Serial bonds were priced to yield from 2.60% in 1993 to 5.70% in 2012. The issue is rated A1 by Moody's and AA-minus by Standard & Poor's and Fitch Investors Service.

In follow-through business, First Chicago Capital Markets freed $323 million Missouri refunding general obligation bonds from syndicate restrictions. In late secondary trading, the 5s of 2010 were said to be trading at the original reoffering yield of 5.60%.

Lehman Brothers, senior manager for $206 million Jacksonville Electric Authority refunding revenue bonds for the St. Johns River Power Park system, freed the issue from syndicate restrictions. In late secondary trading, the 5 1/2s of 2014 were quoted 95 5/8-3/4 to yield 5.85% on the bid side, where they were originally priced to yield 5.982%.

In follow-through business in the competitive sector, Bank of America, senior manager for $198 million Los Angeles, Calif., judgment obligation bonds, reported all bonds sold and the account closed.

In other secondary dollar bond trading, Los Angeles Department of Water and Power 6s of 2032 were quoted at 99 3/4-7/8 to yield 6.01% on the bid side and Osceola, Fla., 6.10% in 2017 were quoted at 101 1/4-1/2 to yield 6%.

In the short-term note market, prices were mixed on the day, traders said.

In late action, Iowa Trans were quoted at 3% bid, 2.95% offered, Los Angeles Trans were quoted at 2.82% bid, 2.80% offered, and Wisconsin notes were quoted at 2.88% bid, 2.85% offered. New York City Tans were quoted at 2.80% bid, 2.70% offered and New York State Trans were quoted at 2.84% bid, 2.80% offered.

Negotiated Pricings

Porter, White & Yardley Inc. priced $66 million of Montgomery, Ala., Downtown Redevelopment Authority mortgage revenue refunding bonds.
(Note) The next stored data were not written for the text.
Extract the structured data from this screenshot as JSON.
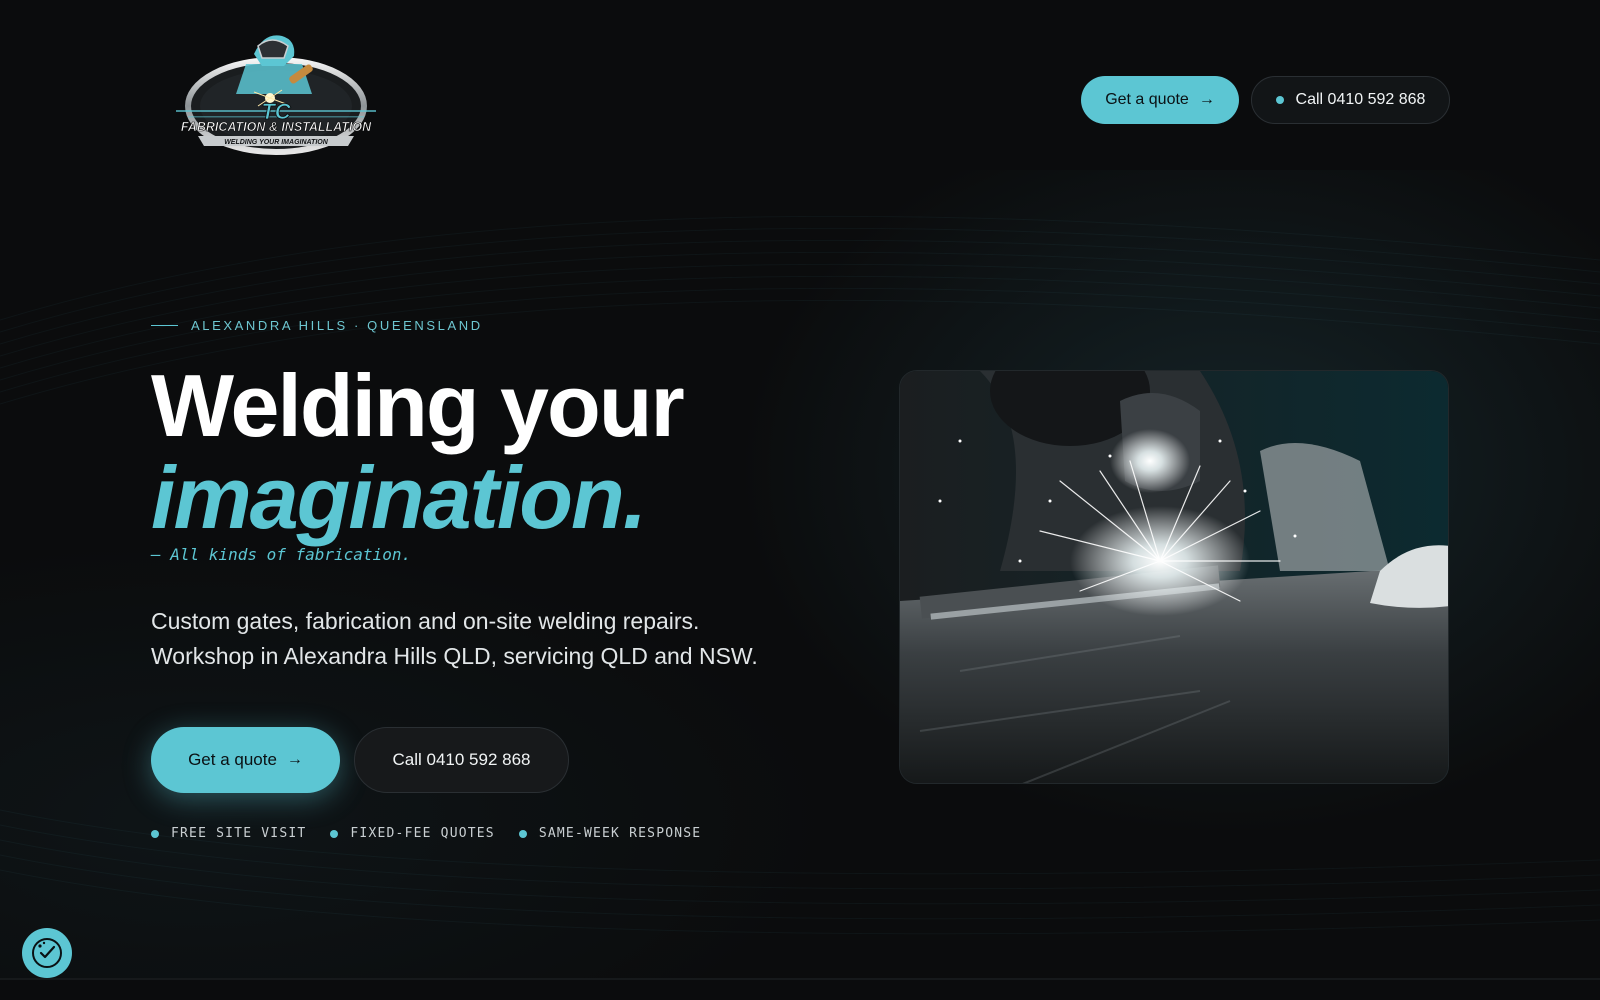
{
  "header": {
    "logo": {
      "initials": "TC",
      "company": "FABRICATION & INSTALLATION",
      "motto": "WELDING YOUR IMAGINATION"
    },
    "quote_label": "Get a quote",
    "call_label": "Call 0410 592 868"
  },
  "hero": {
    "kicker": "ALEXANDRA HILLS · QUEENSLAND",
    "headline_line1": "Welding your",
    "headline_line2": "imagination.",
    "tagline": "— All kinds of fabrication.",
    "lede_line1": "Custom gates, fabrication and on-site welding repairs.",
    "lede_line2": "Workshop in Alexandra Hills QLD, servicing QLD and NSW.",
    "primary_cta": "Get a quote",
    "secondary_cta": "Call 0410 592 868",
    "badges": [
      "FREE SITE VISIT",
      "FIXED-FEE QUOTES",
      "SAME-WEEK RESPONSE"
    ]
  },
  "icons": {
    "arrow": "arrow-right-icon",
    "status_dot": "dot-icon",
    "floating": "cookie-consent-icon"
  },
  "colors": {
    "background": "#0b0c0d",
    "accent": "#5cc6d3",
    "text": "#ffffff"
  }
}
The offering included serials priced to yield from 3.50% in 1994 to 5.80% in 2009 and 5.90% in 2013. The issue is MBIA-insured and triple-A rated by Moody's and Standard & Poor's.

Moody's Confirms SCPPA

Moody's Investors Service said it rated $475 million Southern California Public Power Authority's transmission project revenue bonds Aa, after withdrawing its rating just prior to the sale of the issue on July 10. Standard & Poor's affirmed its AA rating on Monday.